Department of Public Health Nursing, Faculty of Public Health, Mahidol University.
Department of Biostatistics, Faculty of Public Health, Mahidol University, Bangkok, Thailand.
Inquiry. 2021 Jan-Dec;58:469580211018285. doi: 10.1177/00469580211018285.
Hospital readmission of stroke elderly remains a need for detecting preventable risks. This study aims to develop a Readmission Stroke Screening Tool or RRST. The mixed research design was employed, phase1; systematic reviews from 193 articles extracting to be 14 articles, 9 experts' consensus, and try out the RRST Internal consistency; IOC = .93, ICC = between .93 and .56, phase 2; Data collecting 150 of strokes patients in the stroke units during 2019 to 2020; 30 nurses employed the RRST to screen stroke elderly before discharge. Statistical analysis, Exploring Principal Factor Analysis to test the best predictor factor, and Confirmatory Factor Analysis to test the model identity were employed. The multi-domain RRST; 4 factors: Intra, inter, and external factors of patients can predict the hospital readmission of Stroke elderly at a high level in 28 days. The ADL: Activities in the Daily life domain was the highest level of predicting (Eigen Value = 6.76, 1.15, Variances = 79.19%) significantly. 53.3% of user nurses reflected; the RRST tool's effectiveness was achievable in usefulness, benefit, accuracy, and easy to use; however, the rest users identified to improve the RRST easier and quicker. ; The new RRST; can predict the high-risk readmission effectively = 92.5%. User nurses satisfied the RRST predicted quality. the multi-domain RRST could be detecting the Thai Stroke's high-risk group for reducing avoidable risks, suggestion; more effort will be investigated prospectively in readmission by expanded volume of the Asian' Stroke elderly for increasing accuracy predicting and extended tool quality utilized standard scored correctly.

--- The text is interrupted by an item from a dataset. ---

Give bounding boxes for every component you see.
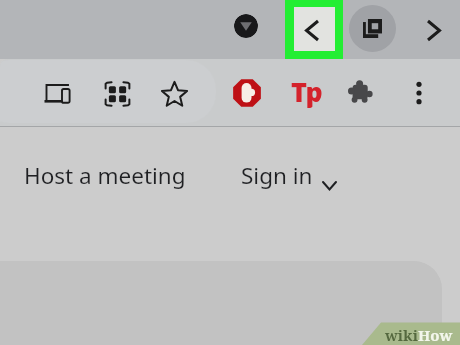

卒中老年人的住院再入院仍然是检测可预防风险的需要。本研究旨在开发再入院卒中筛查工具(RRST)。采用混合研究设计,第 1 阶段:系统评价从 193 篇文章中提取 14 篇文章,9 位专家共识,并尝试 RRST 的内部一致性;IOC=0.93,ICC=0.93 至 0.56 之间,第 2 阶段:2019 年至 2020 年在卒中单元收集 150 例卒中患者的数据;30 名护士在出院前使用 RRST 筛查卒中老年人。采用探索性主成分分析检验最佳预测因子,验证性因子分析检验模型身份的统计分析。多域 RRST;4 个因素:患者的内在、外在和外在因素可以高水平预测卒中老年人 28 天内的住院再入院。ADL:日常生活活动领域的预测水平最高(特征值=6.76,1.15,方差=79.19%)。53.3%的用户护士反映;RRST 工具在实用性、效益、准确性和易用性方面具有较高的有效性;然而,其余用户认为可以提高 RRST 的易用性和速度。新的 RRST;可以有效地预测高风险再入院率=92.5%。用户护士对 RRST 的预测质量感到满意。多域 RRST 可以检测泰国卒中高危人群,以降低可避免的风险,建议;将进一步努力通过扩大亚洲卒中老年人的数量进行前瞻性研究,以提高预测准确性并扩大工具质量利用标准正确评分。